Giderek şiddetlenen finansal krizin, başta Avrupa ülkeleri olmak üzere Türkiye'nin ihracat pazarlarında yol açtığı daralma eğilimi Türkiye'yi de olumsuz etkiledi. Son bir yılda reel sektörün mevcut duruma ilişkin değerlendirmeleri ve geleceğe yönelik beklentilerinde hızlı bir bozulma yaşandı. Sanayide, genel gidişat, üretim, satış, maliyetler, rekabet gücü gibi konularda giderek kötümserliğin hakim olduğu belirlendi. Bu yıl ve geçen yılın Eylül ayları karşılaştırıldığında, sanayinin üretim hacminin düştüğü, stokların büyüdüğü, iç piyasa ve ihracat siparişlerinin azaldığı, rekabet gücünün yitirildiği, yatırımların kısıldığı, birim maliyetlerin yükseldiği belirlenirken, bu gelişmelerin izleyen dönemde artarak süreceği beklentisinin yaygınlaştığı dikkati çekti. Bu olumsuz gelişmelerde baş etmen olarak talep daralması öne çıktı. Merkez Bankası'nın imalat sanayii işyerlerinde gerçekleştirdiği ankete göre, faaliyette bulunduğu sanayi dalındaki genel gidişat konusunda bir önceki aya göre daha "kötümser" olanların geçen yılın Eylül ayında sadece yüzde 13.3 olan üretim değeri ağırlıklı oranı, izleyen aylarda hızla yükselerek bu yılın Eylül ayında yüzde 42.4'e kadar ulaştı. Genel gidişatın değişmeyeceği görüşünde olanların oranı yüzde 67.8'den yüzde 50.7'ye gerilerken, iyimserlerin oranı da yüzde 18.9'dan yüzde 6.9'a kadar düştü. Buna göre her 100 işyerinden sadece 7'sinin iyimser, neredeyse her iki işyerinden birinin ise gidişattan kaygılı olduğu dikkati çekti.

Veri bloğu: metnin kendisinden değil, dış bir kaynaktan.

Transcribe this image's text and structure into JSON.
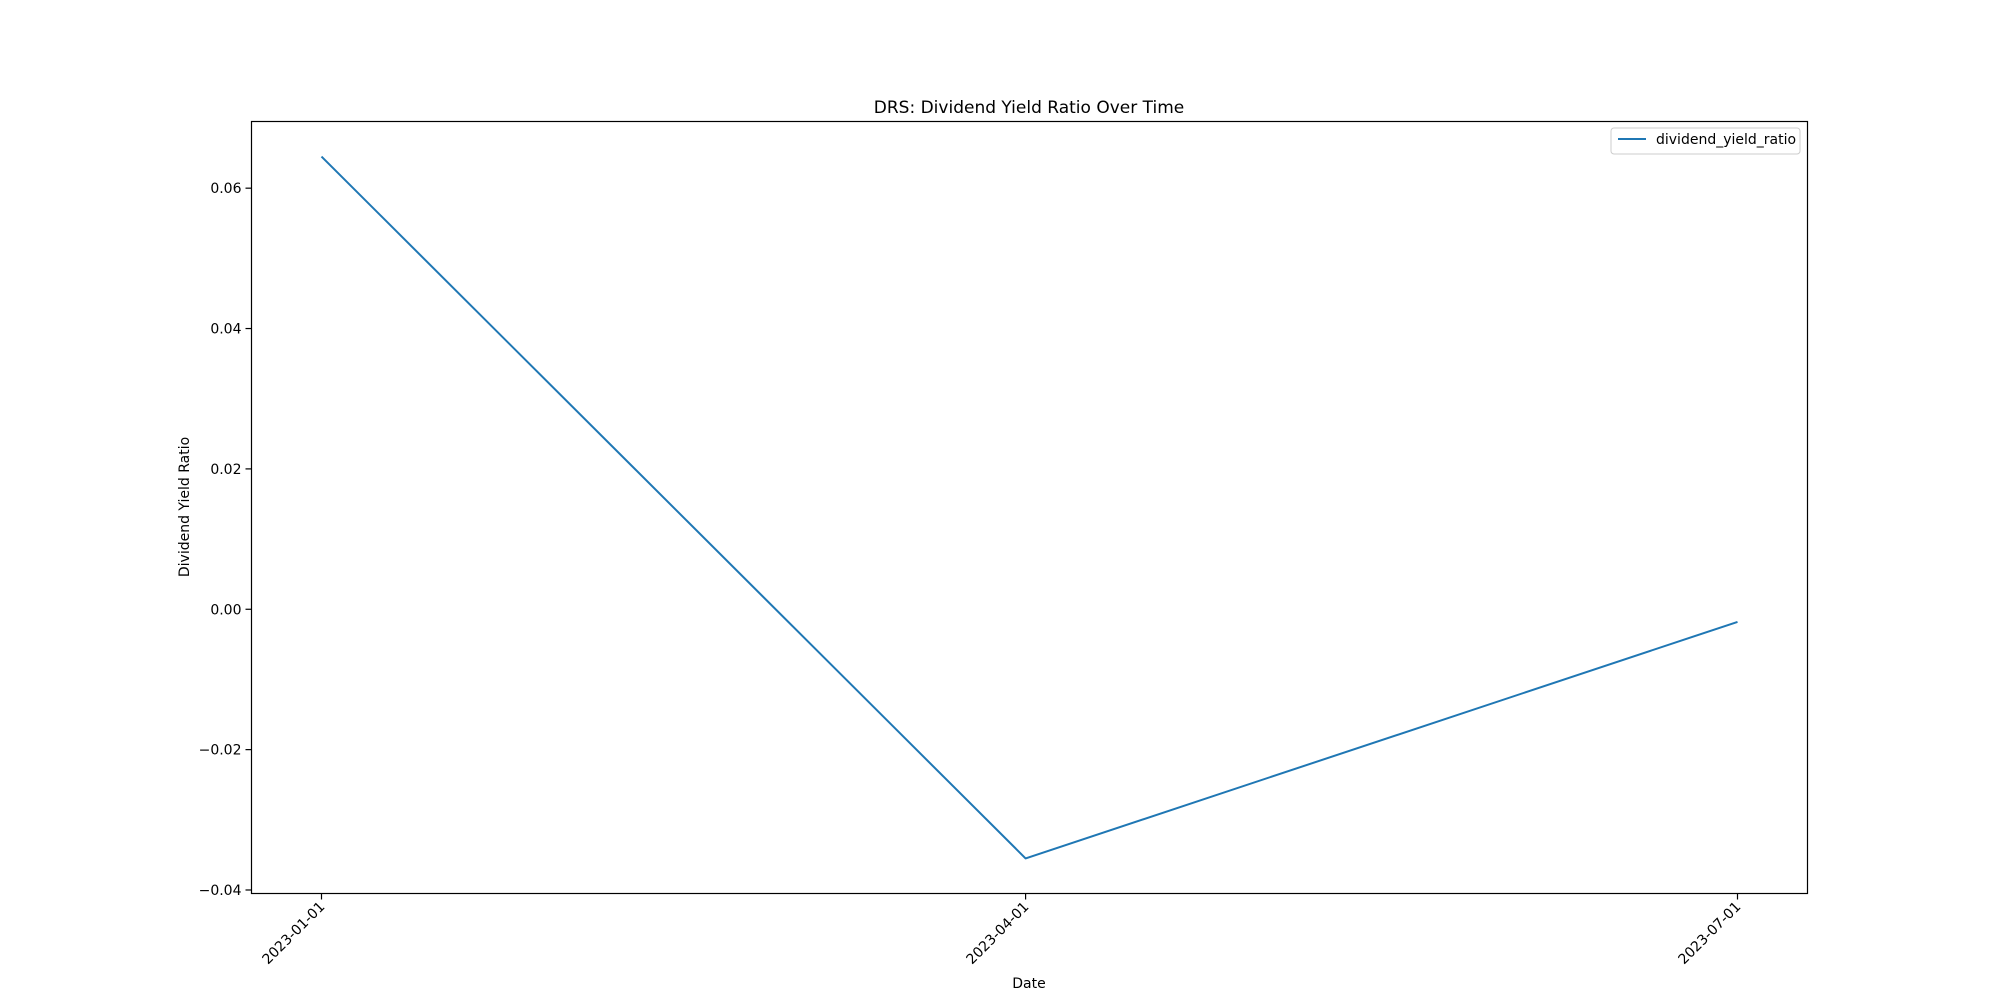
{
  "chart_data": {
    "type": "line",
    "title": "DRS: Dividend Yield Ratio Over Time",
    "xlabel": "Date",
    "ylabel": "Dividend Yield Ratio",
    "x": [
      "2023-01-01",
      "2023-04-01",
      "2023-07-01"
    ],
    "series": [
      {
        "name": "dividend_yield_ratio",
        "values": [
          0.0645,
          -0.0355,
          -0.0018
        ],
        "color": "#1f77b4"
      }
    ],
    "ylim": [
      -0.0405,
      0.0695
    ],
    "yticks": [
      -0.04,
      -0.02,
      0.0,
      0.02,
      0.04,
      0.06
    ],
    "ytick_labels": [
      "−0.04",
      "−0.02",
      "0.00",
      "0.02",
      "0.04",
      "0.06"
    ],
    "xtick_labels": [
      "2023-01-01",
      "2023-04-01",
      "2023-07-01"
    ],
    "grid": false,
    "legend_position": "top-right"
  }
}
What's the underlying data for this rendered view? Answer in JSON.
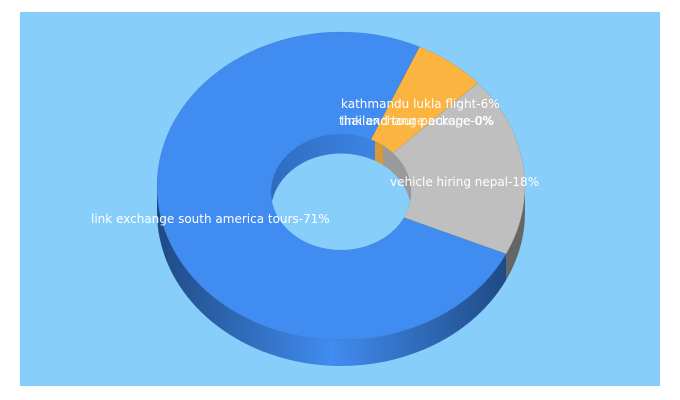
{
  "chart_data": {
    "type": "pie",
    "variant": "3d-donut",
    "title": "",
    "background": "#87cefa",
    "slices": [
      {
        "label": "link exchange south america tours",
        "value": 71,
        "display": "link exchange south america tours-71%",
        "color": "#418cf0",
        "side": "#2a5faa"
      },
      {
        "label": "kathmandu lukla flight",
        "value": 6,
        "display": "kathmandu lukla flight-6%",
        "color": "#fcb441",
        "side": "#d0912f"
      },
      {
        "label": "thailand tour package",
        "value": 0,
        "display": "thailand tour package-0%",
        "color": "#e0400a",
        "side": "#a8300a"
      },
      {
        "label": "link exchange europe",
        "value": 0,
        "display": "link exchange europe-0%",
        "color": "#056492",
        "side": "#034a6c"
      },
      {
        "label": "vehicle hiring nepal",
        "value": 18,
        "display": "vehicle hiring nepal-18%",
        "color": "#bfbfbf",
        "side": "#666666"
      }
    ]
  },
  "labels": {
    "main": "link exchange south america tours-71%",
    "kathmandu": "kathmandu lukla flight-6%",
    "thailand": "thailand tour package-0%",
    "europe": "link exchange europe-0%",
    "vehicle": "vehicle hiring nepal-18%"
  }
}
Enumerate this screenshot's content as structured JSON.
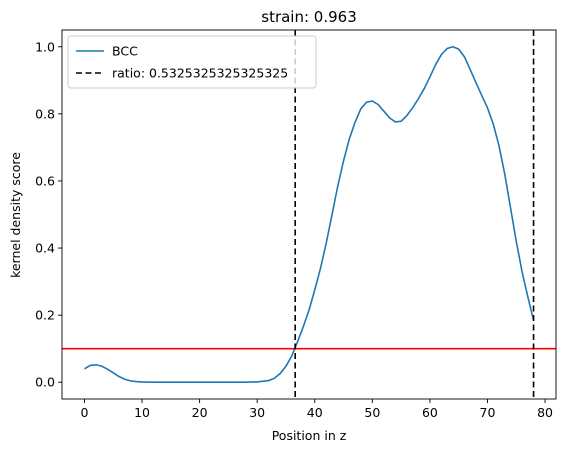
{
  "chart_data": {
    "type": "line",
    "title": "strain: 0.963",
    "xlabel": "Position in z",
    "ylabel": "kernel density score",
    "xlim": [
      -3.9,
      81.9
    ],
    "ylim": [
      -0.05,
      1.05
    ],
    "xticks": [
      0,
      10,
      20,
      30,
      40,
      50,
      60,
      70,
      80
    ],
    "yticks": [
      0.0,
      0.2,
      0.4,
      0.6,
      0.8,
      1.0
    ],
    "xtick_labels": [
      "0",
      "10",
      "20",
      "30",
      "40",
      "50",
      "60",
      "70",
      "80"
    ],
    "ytick_labels": [
      "0.0",
      "0.2",
      "0.4",
      "0.6",
      "0.8",
      "1.0"
    ],
    "grid": false,
    "legend_position": "upper-left",
    "series": [
      {
        "name": "BCC",
        "color": "#1f77b4",
        "style": "solid",
        "x": [
          0,
          1,
          2,
          3,
          4,
          5,
          6,
          7,
          8,
          9,
          10,
          12,
          15,
          20,
          25,
          28,
          30,
          32,
          33,
          34,
          35,
          36,
          37,
          38,
          39,
          40,
          41,
          42,
          43,
          44,
          45,
          46,
          47,
          48,
          49,
          50,
          51,
          52,
          53,
          54,
          55,
          56,
          57,
          58,
          59,
          60,
          61,
          62,
          63,
          64,
          65,
          66,
          67,
          68,
          69,
          70,
          71,
          72,
          73,
          74,
          75,
          76,
          77,
          78
        ],
        "y": [
          0.04,
          0.05,
          0.052,
          0.048,
          0.039,
          0.028,
          0.017,
          0.009,
          0.004,
          0.002,
          0.001,
          0.0,
          0.0,
          0.0,
          0.0,
          0.0,
          0.001,
          0.005,
          0.012,
          0.026,
          0.048,
          0.078,
          0.12,
          0.165,
          0.215,
          0.275,
          0.34,
          0.415,
          0.5,
          0.585,
          0.66,
          0.725,
          0.775,
          0.815,
          0.835,
          0.838,
          0.828,
          0.808,
          0.788,
          0.776,
          0.778,
          0.795,
          0.818,
          0.845,
          0.875,
          0.91,
          0.947,
          0.977,
          0.995,
          1.0,
          0.993,
          0.97,
          0.932,
          0.893,
          0.855,
          0.818,
          0.77,
          0.705,
          0.62,
          0.52,
          0.42,
          0.33,
          0.255,
          0.185
        ]
      }
    ],
    "hlines": [
      {
        "y": 0.1,
        "color": "#ff0000",
        "style": "solid"
      }
    ],
    "vlines": [
      {
        "name": "ratio: 0.5325325325325325",
        "x": 36.6,
        "color": "#000000",
        "style": "dashed"
      },
      {
        "x": 78.0,
        "color": "#000000",
        "style": "dashed"
      }
    ],
    "legend": [
      {
        "label": "BCC",
        "color": "#1f77b4",
        "style": "solid"
      },
      {
        "label": "ratio: 0.5325325325325325",
        "color": "#000000",
        "style": "dashed"
      }
    ]
  }
}
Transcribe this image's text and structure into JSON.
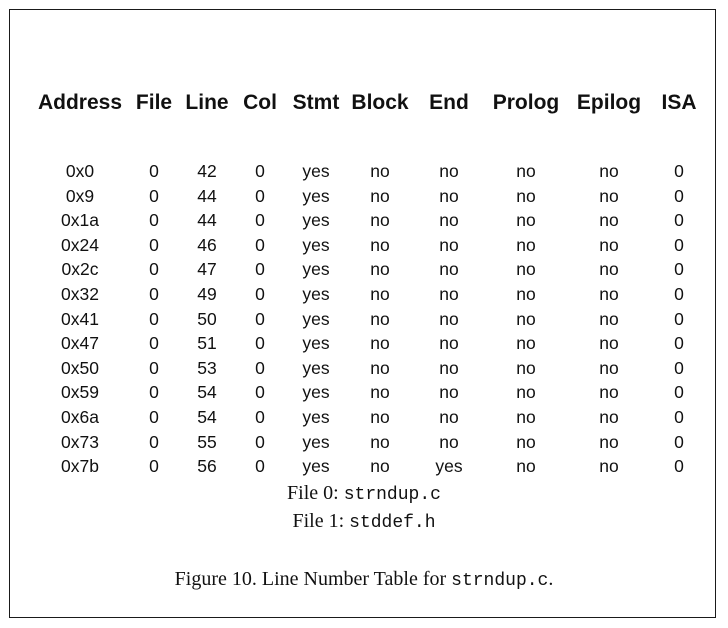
{
  "table": {
    "columns": [
      "Address",
      "File",
      "Line",
      "Col",
      "Stmt",
      "Block",
      "End",
      "Prolog",
      "Epilog",
      "ISA"
    ],
    "rows": [
      [
        "0x0",
        "0",
        "42",
        "0",
        "yes",
        "no",
        "no",
        "no",
        "no",
        "0"
      ],
      [
        "0x9",
        "0",
        "44",
        "0",
        "yes",
        "no",
        "no",
        "no",
        "no",
        "0"
      ],
      [
        "0x1a",
        "0",
        "44",
        "0",
        "yes",
        "no",
        "no",
        "no",
        "no",
        "0"
      ],
      [
        "0x24",
        "0",
        "46",
        "0",
        "yes",
        "no",
        "no",
        "no",
        "no",
        "0"
      ],
      [
        "0x2c",
        "0",
        "47",
        "0",
        "yes",
        "no",
        "no",
        "no",
        "no",
        "0"
      ],
      [
        "0x32",
        "0",
        "49",
        "0",
        "yes",
        "no",
        "no",
        "no",
        "no",
        "0"
      ],
      [
        "0x41",
        "0",
        "50",
        "0",
        "yes",
        "no",
        "no",
        "no",
        "no",
        "0"
      ],
      [
        "0x47",
        "0",
        "51",
        "0",
        "yes",
        "no",
        "no",
        "no",
        "no",
        "0"
      ],
      [
        "0x50",
        "0",
        "53",
        "0",
        "yes",
        "no",
        "no",
        "no",
        "no",
        "0"
      ],
      [
        "0x59",
        "0",
        "54",
        "0",
        "yes",
        "no",
        "no",
        "no",
        "no",
        "0"
      ],
      [
        "0x6a",
        "0",
        "54",
        "0",
        "yes",
        "no",
        "no",
        "no",
        "no",
        "0"
      ],
      [
        "0x73",
        "0",
        "55",
        "0",
        "yes",
        "no",
        "no",
        "no",
        "no",
        "0"
      ],
      [
        "0x7b",
        "0",
        "56",
        "0",
        "yes",
        "no",
        "yes",
        "no",
        "no",
        "0"
      ]
    ]
  },
  "files": [
    {
      "label": "File 0:",
      "name": "strndup.c"
    },
    {
      "label": "File 1:",
      "name": "stddef.h"
    }
  ],
  "caption": {
    "prefix": "Figure 10.  Line Number Table for",
    "code": "strndup.c",
    "suffix": "."
  }
}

Stoklar artıyorSon üç ayda üretim hacminin arttığını bildiren işyerlerinin geçen yıl Eylül ayında yüzde 35.5 olan üretimdeki payı, bu yıl aynı ayda yüzde 24.8'e kadar düştü. Üretim hacminin azaldığını bildiren işyerlerinin oranı ise yüzde 24.7'den yüzde 30.4'e çıktı. Gelecek üç aylık dönemde üretim artışı öngören işyerlerinin üretim değeri ağırlıklı oranı yüzde 45.5'ten yüzde 28.5'e geriledi; üretiminin azalacağını bildirenlerin oranı yüzde 15.8'den yüzde 25.9'a çıktı. Kayıtlı toplam sipariş miktarının normal altı olduğunu bildiren işyerlerinin oranı yüzde 16.3'ten yüzde 38.8'e, ihracat sipariş miktarının normal altı olduğunu bildirenlerin oranı da yüzde 18.7'den yüzde 34.5'e yükseldi. Son üç ayda alınan toplam sipariş miktarının arttığını bildiren işyerlerinin ağırlığı yüzde 37.3'ten yüzde 21.5'e düşerken, azaldığını bildirenlerin oranı yüzde 21.3'ten yüzde 37'ye çıktı. Son üç ayda ihracat siparişi miktarının arttığını açıklayan işyerlerinin oranı yüzde 28.1'den yüzde 19.9'a geriledi, azaldığını bildirenler yüzde 22.6'dan yüzde 33.5'e yükseldi.